The morning light reveals still more vile creatures, all protruding bone blades, gleaming razor-sharp teeth, panting and drooling mouths, twisted horns and long claws. No crafted weapons are required, the Barrenites appear savagely designed for war. Built by nature, red in both tooth and claw, to deliver death. Battle-hardened skin, some covered with tough scales. Some are covered in black robes, tattered and stained with red clay. They brush past one another and the clay powder that is shaken free forms a light mist around the ambling figures. In the haze the twisted and twisting forms advance towards the lanes, the scent of their soon to be victims strong in their noses and other orifices — gifted to them by the prevailing westerly wind.
Caelum the Demiurge towers over the swarming Barrenites. He is their leader, their father ... their God. “Proficiscentur!” he bellows.
The first hate-filled wave of Barrenites explodes into action, rushing towards the field of twisted metal. A violet grid suddenly fizzes up in front of the onrushing throng, and Caelum screams for his creatures to halt.

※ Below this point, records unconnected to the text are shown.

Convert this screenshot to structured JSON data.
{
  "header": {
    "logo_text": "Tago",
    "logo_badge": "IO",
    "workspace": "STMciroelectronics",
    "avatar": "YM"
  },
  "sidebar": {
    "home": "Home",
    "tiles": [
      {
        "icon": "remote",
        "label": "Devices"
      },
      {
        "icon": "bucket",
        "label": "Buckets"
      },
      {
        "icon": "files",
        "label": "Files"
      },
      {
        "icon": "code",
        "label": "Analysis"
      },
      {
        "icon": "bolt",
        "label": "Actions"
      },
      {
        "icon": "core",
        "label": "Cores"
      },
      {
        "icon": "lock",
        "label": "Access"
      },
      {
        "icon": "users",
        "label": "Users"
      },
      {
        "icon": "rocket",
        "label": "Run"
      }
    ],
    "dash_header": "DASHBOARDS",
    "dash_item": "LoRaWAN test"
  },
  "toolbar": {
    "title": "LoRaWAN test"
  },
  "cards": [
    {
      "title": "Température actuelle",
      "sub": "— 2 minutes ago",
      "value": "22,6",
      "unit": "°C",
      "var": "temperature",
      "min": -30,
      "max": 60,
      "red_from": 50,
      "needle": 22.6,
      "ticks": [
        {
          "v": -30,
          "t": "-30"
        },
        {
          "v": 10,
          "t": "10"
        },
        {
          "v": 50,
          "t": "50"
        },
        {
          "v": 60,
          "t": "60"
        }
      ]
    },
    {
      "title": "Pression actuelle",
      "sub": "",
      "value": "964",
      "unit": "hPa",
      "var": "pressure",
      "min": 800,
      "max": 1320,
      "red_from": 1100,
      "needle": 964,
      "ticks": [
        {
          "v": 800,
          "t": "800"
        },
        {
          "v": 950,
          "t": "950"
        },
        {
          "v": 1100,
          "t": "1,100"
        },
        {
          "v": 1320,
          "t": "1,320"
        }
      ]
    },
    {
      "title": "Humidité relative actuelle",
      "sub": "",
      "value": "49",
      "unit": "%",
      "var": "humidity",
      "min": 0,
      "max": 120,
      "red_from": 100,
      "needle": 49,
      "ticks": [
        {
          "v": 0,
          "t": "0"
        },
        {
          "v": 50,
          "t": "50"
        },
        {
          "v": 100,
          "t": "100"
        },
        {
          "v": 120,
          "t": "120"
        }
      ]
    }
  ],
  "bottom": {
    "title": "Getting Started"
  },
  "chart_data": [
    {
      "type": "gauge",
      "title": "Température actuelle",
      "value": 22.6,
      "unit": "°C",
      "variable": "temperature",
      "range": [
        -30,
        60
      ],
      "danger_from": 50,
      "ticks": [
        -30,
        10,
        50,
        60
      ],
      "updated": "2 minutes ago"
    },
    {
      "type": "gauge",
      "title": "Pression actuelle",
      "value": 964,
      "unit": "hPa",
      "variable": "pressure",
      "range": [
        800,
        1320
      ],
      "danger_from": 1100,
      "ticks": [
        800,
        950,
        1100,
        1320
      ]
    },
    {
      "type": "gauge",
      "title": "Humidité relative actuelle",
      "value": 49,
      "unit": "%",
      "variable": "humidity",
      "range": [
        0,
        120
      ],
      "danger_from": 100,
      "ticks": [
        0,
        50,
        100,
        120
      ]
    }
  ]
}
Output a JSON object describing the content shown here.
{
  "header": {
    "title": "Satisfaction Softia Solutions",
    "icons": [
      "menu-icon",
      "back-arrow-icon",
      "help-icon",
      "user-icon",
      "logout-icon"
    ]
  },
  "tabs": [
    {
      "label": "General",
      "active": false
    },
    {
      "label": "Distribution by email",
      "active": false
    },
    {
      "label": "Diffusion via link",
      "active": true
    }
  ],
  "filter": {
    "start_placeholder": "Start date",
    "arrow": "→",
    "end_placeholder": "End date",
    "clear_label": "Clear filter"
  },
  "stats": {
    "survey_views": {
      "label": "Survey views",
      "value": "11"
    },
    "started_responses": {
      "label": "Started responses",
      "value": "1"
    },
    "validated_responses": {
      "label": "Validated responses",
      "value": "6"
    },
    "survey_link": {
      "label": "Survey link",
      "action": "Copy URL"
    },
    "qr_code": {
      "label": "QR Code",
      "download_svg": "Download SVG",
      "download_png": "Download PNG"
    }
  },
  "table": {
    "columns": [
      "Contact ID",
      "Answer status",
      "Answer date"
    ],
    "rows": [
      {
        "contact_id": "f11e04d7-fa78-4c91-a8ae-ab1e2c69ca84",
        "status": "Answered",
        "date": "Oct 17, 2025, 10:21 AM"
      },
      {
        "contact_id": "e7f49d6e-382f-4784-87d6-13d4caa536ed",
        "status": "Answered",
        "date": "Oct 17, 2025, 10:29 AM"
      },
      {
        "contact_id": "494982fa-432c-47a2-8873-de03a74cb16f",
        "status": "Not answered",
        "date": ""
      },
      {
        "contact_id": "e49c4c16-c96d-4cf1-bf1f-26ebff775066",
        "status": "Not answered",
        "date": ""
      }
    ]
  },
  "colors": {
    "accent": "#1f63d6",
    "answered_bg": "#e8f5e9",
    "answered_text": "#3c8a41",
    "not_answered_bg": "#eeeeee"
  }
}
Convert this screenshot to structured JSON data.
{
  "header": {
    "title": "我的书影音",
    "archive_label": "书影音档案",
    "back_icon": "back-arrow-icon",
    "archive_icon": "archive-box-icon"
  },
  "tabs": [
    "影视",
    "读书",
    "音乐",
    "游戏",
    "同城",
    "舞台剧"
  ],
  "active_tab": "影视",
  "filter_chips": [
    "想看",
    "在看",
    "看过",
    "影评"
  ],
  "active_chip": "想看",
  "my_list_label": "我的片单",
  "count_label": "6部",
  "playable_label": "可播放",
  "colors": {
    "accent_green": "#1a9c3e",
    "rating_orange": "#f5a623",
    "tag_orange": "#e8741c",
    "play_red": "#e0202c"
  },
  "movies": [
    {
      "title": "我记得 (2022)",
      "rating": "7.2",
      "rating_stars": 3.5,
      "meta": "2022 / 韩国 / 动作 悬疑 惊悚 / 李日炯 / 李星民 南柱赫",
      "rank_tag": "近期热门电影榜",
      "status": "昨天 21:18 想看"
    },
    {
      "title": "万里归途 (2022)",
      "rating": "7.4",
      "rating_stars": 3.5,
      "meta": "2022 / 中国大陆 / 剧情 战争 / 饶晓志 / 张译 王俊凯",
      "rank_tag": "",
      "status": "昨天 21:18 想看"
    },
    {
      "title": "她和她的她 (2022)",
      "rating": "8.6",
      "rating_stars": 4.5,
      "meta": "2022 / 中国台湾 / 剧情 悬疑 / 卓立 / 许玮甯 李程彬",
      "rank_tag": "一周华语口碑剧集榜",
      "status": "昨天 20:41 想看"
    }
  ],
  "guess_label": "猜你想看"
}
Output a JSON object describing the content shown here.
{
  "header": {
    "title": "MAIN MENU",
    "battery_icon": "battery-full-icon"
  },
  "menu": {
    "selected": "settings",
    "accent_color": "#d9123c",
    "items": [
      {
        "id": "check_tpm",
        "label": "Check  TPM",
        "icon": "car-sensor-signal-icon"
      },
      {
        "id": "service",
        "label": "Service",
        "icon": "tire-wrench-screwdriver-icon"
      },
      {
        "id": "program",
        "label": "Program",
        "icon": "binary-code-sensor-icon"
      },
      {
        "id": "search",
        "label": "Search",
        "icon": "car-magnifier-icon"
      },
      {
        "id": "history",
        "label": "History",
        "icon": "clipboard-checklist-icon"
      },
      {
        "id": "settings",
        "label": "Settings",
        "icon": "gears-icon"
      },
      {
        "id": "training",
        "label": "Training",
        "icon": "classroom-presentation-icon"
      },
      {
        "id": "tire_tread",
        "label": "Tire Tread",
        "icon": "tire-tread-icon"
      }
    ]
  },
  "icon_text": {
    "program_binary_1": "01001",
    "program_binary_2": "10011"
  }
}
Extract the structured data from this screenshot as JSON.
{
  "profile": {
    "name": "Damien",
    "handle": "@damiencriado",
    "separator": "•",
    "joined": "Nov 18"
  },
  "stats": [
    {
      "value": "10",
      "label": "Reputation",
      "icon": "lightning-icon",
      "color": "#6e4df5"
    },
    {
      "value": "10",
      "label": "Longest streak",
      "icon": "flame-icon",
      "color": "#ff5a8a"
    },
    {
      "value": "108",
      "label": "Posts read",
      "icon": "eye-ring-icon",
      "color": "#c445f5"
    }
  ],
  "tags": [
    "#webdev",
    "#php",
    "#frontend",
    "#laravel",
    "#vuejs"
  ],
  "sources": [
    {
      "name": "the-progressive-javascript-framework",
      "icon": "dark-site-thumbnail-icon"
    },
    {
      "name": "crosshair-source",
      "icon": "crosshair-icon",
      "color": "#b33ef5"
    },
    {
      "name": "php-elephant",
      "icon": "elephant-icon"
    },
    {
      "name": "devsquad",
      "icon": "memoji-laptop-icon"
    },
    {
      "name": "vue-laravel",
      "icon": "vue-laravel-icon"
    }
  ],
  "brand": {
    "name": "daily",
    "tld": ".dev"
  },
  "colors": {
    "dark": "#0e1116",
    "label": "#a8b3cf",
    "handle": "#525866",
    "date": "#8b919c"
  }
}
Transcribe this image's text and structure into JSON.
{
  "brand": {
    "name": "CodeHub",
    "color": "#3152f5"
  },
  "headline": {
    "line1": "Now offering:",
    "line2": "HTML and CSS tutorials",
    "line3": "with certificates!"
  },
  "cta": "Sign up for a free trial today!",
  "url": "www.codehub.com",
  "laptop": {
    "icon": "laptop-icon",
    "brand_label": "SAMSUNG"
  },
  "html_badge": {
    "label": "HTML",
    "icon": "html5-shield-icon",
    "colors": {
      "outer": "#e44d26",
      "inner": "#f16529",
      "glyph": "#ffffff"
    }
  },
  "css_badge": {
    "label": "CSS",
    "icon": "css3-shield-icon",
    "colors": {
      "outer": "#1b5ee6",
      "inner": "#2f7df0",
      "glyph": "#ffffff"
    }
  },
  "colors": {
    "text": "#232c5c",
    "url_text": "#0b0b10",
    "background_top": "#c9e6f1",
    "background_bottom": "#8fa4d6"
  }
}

Caelum tilts his massive darkly cloaked head to one side, and Funeralna, Tristitia and Puer appear at either side of him.
“Secratas’ little pet has some skills,” Puer says to Caelum, stroking the matted fur of a creature to her left. The creature resembles a werewolf. It growls, showing its teeth to her. She smiles back to it and, leaning down, kisses its head.
“He calls himself by another name now,” Tristitia says calmly. “Talon. They all call him Talon. They fear him ... but have abnormal courage when he greets them. They ... their minds are tangled. Hard to read”
“I will feast on their flesh,” says the werewolf-creature known as Hemlock.
“Caelum, they are different than the others,” says Trititia, ignoring the wolfman’s bravura. “Their thoughts are different ... they show little fear of anything.”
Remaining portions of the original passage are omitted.